I just saw a BBC news article by a “technology writer”. No, I’m not including the link or the author’s name, because they don’t deserve the traffic. It was full of a bunch of misleading garbage, written by someone who is paid to be engaging, but who has a faulty grasp of the terms.

Reading the article and boiling it down to essentials, the author claims that we’re all too stupid to keep up with how the machinery works, and our lives are being taken over by “algorithms” that nobody understands.

BBC certainly isn’t the only Chicken Little culprit; I can’t count how many times I’ve seen so-called “news” stories about how impersonal “algorithms” are taking over our lives, and not enough people know how to make it work, and it’s controlling us without our knowing, and humanity is doomed to be slaves to the machines…

Words have meaning, doggone it. The dictionary defines the word algorithm as “a set of rules for solving a problem in a finite number of steps.”

Algorithms have nothing to do with computers, and have been the successful way to deal with all human-solvable problems and activities since we nailed down the scientific method.

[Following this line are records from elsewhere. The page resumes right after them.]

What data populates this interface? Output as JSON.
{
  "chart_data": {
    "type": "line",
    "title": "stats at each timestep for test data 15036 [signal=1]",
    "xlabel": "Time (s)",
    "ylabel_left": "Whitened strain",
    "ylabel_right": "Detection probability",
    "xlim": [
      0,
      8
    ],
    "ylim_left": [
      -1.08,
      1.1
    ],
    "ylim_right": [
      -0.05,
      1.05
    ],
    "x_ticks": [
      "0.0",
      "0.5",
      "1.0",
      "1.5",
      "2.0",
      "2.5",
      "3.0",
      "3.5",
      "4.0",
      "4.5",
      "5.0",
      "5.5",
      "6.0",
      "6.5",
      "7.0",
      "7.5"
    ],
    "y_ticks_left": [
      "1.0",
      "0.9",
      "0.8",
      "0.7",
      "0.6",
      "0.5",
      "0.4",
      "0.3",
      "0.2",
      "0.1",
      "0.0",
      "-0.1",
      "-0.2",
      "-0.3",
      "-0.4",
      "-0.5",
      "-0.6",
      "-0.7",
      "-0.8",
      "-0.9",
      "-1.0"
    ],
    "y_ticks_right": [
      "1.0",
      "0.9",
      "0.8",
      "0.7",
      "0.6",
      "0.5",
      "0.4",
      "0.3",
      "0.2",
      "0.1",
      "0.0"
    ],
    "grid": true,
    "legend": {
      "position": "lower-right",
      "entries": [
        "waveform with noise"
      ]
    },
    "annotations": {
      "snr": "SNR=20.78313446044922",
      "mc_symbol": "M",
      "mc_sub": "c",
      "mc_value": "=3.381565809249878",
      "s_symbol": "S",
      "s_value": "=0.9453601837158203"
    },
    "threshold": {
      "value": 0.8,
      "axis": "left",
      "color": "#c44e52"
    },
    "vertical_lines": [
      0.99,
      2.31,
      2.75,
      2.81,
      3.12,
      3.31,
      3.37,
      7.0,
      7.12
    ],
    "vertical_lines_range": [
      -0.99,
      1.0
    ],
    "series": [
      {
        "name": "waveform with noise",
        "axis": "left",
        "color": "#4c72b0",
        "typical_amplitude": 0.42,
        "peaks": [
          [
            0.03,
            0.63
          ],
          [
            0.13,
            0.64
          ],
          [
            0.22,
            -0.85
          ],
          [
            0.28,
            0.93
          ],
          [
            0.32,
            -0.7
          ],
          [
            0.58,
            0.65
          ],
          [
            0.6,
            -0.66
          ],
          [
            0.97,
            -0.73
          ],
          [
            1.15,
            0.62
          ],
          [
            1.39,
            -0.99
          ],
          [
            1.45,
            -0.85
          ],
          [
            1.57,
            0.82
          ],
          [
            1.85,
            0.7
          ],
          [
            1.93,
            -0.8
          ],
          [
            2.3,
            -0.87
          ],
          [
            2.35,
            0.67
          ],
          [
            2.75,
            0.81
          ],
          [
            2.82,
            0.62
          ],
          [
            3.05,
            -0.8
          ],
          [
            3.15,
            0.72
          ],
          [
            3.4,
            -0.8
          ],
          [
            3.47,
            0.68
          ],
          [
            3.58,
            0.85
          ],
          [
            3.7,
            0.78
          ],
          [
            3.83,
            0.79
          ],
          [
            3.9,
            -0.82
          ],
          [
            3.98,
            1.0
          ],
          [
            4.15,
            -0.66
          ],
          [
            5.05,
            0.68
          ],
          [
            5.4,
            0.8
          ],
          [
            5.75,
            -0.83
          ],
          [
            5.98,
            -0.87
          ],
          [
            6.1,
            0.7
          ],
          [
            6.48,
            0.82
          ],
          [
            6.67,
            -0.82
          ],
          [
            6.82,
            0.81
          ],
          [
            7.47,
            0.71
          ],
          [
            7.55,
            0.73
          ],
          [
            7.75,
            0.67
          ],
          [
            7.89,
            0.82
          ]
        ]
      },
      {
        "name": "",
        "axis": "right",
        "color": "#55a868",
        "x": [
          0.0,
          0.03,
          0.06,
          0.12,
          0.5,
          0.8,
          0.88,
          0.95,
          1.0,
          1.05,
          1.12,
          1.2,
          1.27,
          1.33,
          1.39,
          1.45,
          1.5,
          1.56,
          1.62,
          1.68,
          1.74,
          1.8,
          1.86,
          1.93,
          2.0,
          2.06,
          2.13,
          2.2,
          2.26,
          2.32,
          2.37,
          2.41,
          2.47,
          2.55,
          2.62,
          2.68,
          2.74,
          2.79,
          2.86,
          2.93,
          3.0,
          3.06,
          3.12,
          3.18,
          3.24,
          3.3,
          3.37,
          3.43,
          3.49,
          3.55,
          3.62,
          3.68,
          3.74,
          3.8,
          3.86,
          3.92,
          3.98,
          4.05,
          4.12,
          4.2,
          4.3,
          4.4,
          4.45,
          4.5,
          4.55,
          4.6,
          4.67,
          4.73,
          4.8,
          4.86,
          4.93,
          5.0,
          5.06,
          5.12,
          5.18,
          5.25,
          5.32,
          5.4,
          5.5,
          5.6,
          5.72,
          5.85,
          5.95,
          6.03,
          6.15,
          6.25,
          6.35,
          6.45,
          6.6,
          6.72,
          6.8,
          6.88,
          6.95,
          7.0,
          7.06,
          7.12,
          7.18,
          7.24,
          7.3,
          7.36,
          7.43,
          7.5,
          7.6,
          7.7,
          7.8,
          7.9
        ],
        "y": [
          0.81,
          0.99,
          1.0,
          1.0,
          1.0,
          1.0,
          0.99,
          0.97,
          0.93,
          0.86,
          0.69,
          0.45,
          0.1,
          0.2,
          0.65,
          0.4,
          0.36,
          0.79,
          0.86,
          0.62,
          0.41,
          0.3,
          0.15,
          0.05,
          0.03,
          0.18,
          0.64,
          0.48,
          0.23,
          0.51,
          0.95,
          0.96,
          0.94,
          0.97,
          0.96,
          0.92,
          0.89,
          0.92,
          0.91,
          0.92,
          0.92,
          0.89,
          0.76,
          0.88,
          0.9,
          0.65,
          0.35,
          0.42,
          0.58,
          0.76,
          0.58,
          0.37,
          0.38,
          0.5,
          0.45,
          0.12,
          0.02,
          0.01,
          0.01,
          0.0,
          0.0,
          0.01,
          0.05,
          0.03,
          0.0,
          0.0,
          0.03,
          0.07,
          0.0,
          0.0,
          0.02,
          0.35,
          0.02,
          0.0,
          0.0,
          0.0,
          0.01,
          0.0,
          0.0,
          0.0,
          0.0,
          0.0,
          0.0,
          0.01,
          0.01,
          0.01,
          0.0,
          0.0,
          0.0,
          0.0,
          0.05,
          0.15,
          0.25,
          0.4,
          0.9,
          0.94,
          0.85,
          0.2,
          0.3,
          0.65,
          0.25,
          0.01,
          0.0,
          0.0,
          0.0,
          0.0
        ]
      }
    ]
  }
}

Here’s the algorithm for getting bread in your house without making it yourself:

Go where bread is. Exchange something for bread or steal it. Take bread home.

So-called “technology writers” like this one are generally guilty of over-complicating the image of what the machinery is doing for us, simply because the more complex it looks, they smarter they can tell themselves they are.

There will always be a large percentage of the populace who doesn’t need to know how it works, doesn’t care, and will get upset if you try to tell them. There’s nothing wrong with that: you can ride the bus without needing to know how to build one.

As far as the changing language goes, if someone is intellectually lazy enough to refuse to learn what the words mean, they have no right to complain at not understanding the conversation. Carpenters who refuse to learn the word “saw” are going to make a pretty crappy cabinet when they can’t ask for (or buy) a saw. The newer words are not any harder; just different from the old ones, which is how language works. Shame on them for the lazy cry-babies they are.

I defy anyone to point to any time or place in all of recorded history where life was not better for those who had a better grasp of the words that correspond to the concepts that affected their lives.